If GPU is cheap and CPU is expensive, draw one tri every frame and don't worry about the rest. If CPU is cheap and GPU is expensive, do a glyph per quad and some basic dirty rectangles if needed.

bschwindHN•3mo ago
Essentially as it's described here, right?

https://www.youtube.com/watch?v=lStYLF6Us_Q&t=1472s

Casey refers to it as "backwards" rendering - starting from the pixel location and determining what should be drawn there, vs. "forward" rendering where you have things you want to draw, and you determine which pixels they will be drawn in.

Terr_•3mo ago
> Casey refers to it as "backwards" rendering

Sounds much like "backwards" raytracing in 3D, except with some special rules for an orthographic projection.

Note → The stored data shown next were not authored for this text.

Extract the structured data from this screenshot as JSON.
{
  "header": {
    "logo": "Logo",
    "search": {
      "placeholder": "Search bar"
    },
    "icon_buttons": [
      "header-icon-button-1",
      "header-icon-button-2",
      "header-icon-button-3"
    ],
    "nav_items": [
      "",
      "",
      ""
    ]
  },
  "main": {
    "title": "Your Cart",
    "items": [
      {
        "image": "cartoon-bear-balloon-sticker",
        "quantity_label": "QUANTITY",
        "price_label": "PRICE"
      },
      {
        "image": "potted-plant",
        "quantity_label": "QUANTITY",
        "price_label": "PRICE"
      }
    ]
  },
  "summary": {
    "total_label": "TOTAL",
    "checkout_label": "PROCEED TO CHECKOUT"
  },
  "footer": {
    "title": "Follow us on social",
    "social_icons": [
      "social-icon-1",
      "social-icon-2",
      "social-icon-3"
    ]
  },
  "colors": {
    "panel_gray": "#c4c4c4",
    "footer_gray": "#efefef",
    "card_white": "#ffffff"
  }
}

I know that "except with" makes it sound like a narrow refinement, but I suppose the history of computer display hardware likely has it the other way around.

afishhh•3mo ago
> Drawing text isn't simple

I agree, but even this article seems to oversimplify.

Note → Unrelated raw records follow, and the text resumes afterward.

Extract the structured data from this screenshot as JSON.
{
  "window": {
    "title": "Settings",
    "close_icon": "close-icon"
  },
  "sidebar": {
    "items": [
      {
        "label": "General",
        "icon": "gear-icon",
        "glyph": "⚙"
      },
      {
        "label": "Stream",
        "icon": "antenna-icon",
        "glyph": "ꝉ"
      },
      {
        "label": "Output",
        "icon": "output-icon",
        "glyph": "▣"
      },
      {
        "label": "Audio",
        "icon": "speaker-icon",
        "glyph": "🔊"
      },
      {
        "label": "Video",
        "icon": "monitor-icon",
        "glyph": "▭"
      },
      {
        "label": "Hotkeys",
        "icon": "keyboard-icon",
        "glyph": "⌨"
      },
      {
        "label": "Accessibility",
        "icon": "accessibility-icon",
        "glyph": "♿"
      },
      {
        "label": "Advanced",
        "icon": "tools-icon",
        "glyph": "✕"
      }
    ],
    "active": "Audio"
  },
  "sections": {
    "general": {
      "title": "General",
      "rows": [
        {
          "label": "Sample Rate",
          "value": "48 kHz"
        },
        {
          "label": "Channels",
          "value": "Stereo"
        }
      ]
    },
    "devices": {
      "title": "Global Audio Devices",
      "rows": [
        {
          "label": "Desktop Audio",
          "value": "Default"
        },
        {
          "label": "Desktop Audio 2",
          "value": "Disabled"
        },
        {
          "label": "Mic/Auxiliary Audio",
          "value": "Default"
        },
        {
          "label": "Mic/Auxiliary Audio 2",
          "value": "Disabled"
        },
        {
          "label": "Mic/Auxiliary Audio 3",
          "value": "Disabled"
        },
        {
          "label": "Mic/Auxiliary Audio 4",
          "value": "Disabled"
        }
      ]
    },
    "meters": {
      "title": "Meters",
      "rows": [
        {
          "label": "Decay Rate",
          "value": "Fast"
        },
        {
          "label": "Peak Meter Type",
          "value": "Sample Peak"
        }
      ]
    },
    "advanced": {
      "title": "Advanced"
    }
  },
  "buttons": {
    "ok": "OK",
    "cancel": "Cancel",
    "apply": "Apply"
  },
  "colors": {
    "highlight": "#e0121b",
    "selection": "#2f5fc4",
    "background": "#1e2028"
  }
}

> You can't really optimize texture copies much more.

Did the author try packing the textures in an atlas?

Texture atlases can improve performance significantly since then you can use instanced draw calls to draw a whole bunch of glyphs at once.

dcrazy•3mo ago
FWIW you cannot have Unicode-correct rendering by caching at the codepoint (what many people would call “character”) level. You can cache bitmaps for the individual “glyphs”—that is, items in the font’s `glyf` table. But your shaping engine still needs to choose the correct “glyphs” to assemble into the extended grapheme clusters dictated by your Unicode-aware layout engine.
afishhh•3mo ago
Exactly why I referred to drawing glyphs instead of characters :)

There's even more depth one can go into here: subpixel positioning. To correctly draw glyphs that may be on subpixel positions, you need to rasterize and cache glyphs separately for each subpixel position (with some limited amount of precision, to balance cache usefulness and accuracy).

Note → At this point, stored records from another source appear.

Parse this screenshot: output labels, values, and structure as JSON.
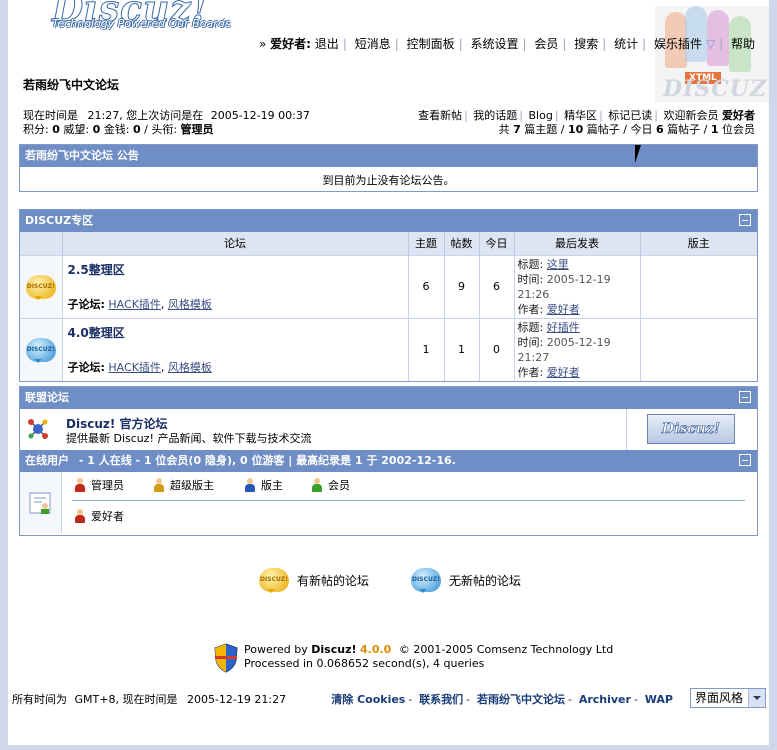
{
  "header": {
    "logo_word": "Discuz!",
    "logo_tagline": "Technology Powered Our Boards",
    "nav_user": "爱好者:",
    "nav": [
      "退出",
      "短消息",
      "控制面板",
      "系统设置",
      "会员",
      "搜索",
      "统计",
      "娱乐插件",
      "帮助"
    ],
    "deco_text": "DISCUZ!",
    "deco_badge": "XTML"
  },
  "forum_name": "若雨纷飞中文论坛",
  "info": {
    "now_label": "现在时间是",
    "now_time": "21:27",
    "last_visit_label": ", 您上次访问是在",
    "last_visit": "2005-12-19 00:37",
    "points_label": "积分:",
    "points": "0",
    "prestige_label": "威望:",
    "prestige": "0",
    "money_label": "金钱:",
    "money": "0",
    "title_label": "/ 头衔:",
    "title": "管理员",
    "links": [
      "查看新帖",
      "我的话题",
      "Blog",
      "精华区",
      "标记已读"
    ],
    "welcome_label": "欢迎新会员",
    "welcome_user": "爱好者",
    "stats_total": "共",
    "stats_topics": "7",
    "stats_topics_label": "篇主题",
    "stats_posts": "10",
    "stats_posts_label": "篇帖子",
    "stats_today_label": "今日",
    "stats_today": "6",
    "stats_today_posts_label": "篇帖子",
    "stats_members": "1",
    "stats_members_label": "位会员"
  },
  "announce": {
    "title": "若雨纷飞中文论坛 公告",
    "text": "到目前为止没有论坛公告。"
  },
  "category": {
    "title": "DISCUZ专区",
    "columns": [
      "论坛",
      "主题",
      "帖数",
      "今日",
      "最后发表",
      "版主"
    ],
    "forums": [
      {
        "name": "2.5整理区",
        "sub_label": "子论坛:",
        "subs": [
          "HACK插件",
          "风格模板"
        ],
        "topics": "6",
        "posts": "9",
        "today": "6",
        "last_title_label": "标题:",
        "last_title": "这里",
        "last_time_label": "时间:",
        "last_time": "2005-12-19 21:26",
        "last_author_label": "作者:",
        "last_author": "爱好者",
        "moderator": "",
        "icon": "new-posts-icon"
      },
      {
        "name": "4.0整理区",
        "sub_label": "子论坛:",
        "subs": [
          "HACK插件",
          "风格模板"
        ],
        "topics": "1",
        "posts": "1",
        "today": "0",
        "last_title_label": "标题:",
        "last_title": "好插件",
        "last_time_label": "时间:",
        "last_time": "2005-12-19 21:27",
        "last_author_label": "作者:",
        "last_author": "爱好者",
        "moderator": "",
        "icon": "no-new-posts-icon"
      }
    ]
  },
  "union": {
    "title": "联盟论坛",
    "name": "Discuz! 官方论坛",
    "desc": "提供最新 Discuz! 产品新闻、软件下载与技术交流",
    "logo": "Discuz!"
  },
  "online": {
    "title": "在线用户",
    "summary": "- 1 人在线 - 1 位会员(0 隐身), 0 位游客 | 最高纪录是 1 于 2002-12-16.",
    "roles": [
      "管理员",
      "超级版主",
      "版主",
      "会员"
    ],
    "users": [
      "爱好者"
    ]
  },
  "legend": {
    "new": "有新帖的论坛",
    "nonew": "无新帖的论坛"
  },
  "footer": {
    "powered_label": "Powered by",
    "product": "Discuz!",
    "version": "4.0.0",
    "copyright": "© 2001-2005 Comsenz Technology Ltd",
    "processed": "Processed in 0.068652 second(s), 4 queries",
    "timezone_label": "所有时间为",
    "timezone": "GMT+8",
    "now_label": ", 现在时间是",
    "now": "2005-12-19 21:27",
    "links": [
      "清除",
      "Cookies",
      "联系我们",
      "若雨纷飞中文论坛",
      "Archiver",
      "WAP"
    ],
    "style_select": "界面风格"
  }
}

However I have a feeling that describing an entire Unicode-aware text stack here may not be useful, especially if TFA seems to only care about simple-script monospace LTR.

dcrazy•3mo ago
Nowadays people expect their terminals to handle UTF-8, or at least the Latin-like subset of Unicode, without dealing with arcana such as codepages. For even the simplest fonts, rendering something like í likely requires drawing multiple glyphs: one for the dotless lowercase I stem, and one for the acute accent. It so happens that dotless lowercase I maps to a codepoint, but it is not generally true that a single extended grapheme cluster can be broken down into constituent codepoints. So even “simple” console output is nowadays complected by the details of Unicode-aware text rendering.
zokier•3mo ago
There are like at least half dozen open source terminal emulators that have decent performance text rendering if you want to look into how it is really done. It is not simple, but at this point I feel it is a largely solved problem.
gschizas•3mo ago
I feel that there might be a bigger difference by using Console Host vs Windows Terminal. Windows Terminal IIRC is GPU accelerated.

EDIT: The screenshot sure looks like Console Host.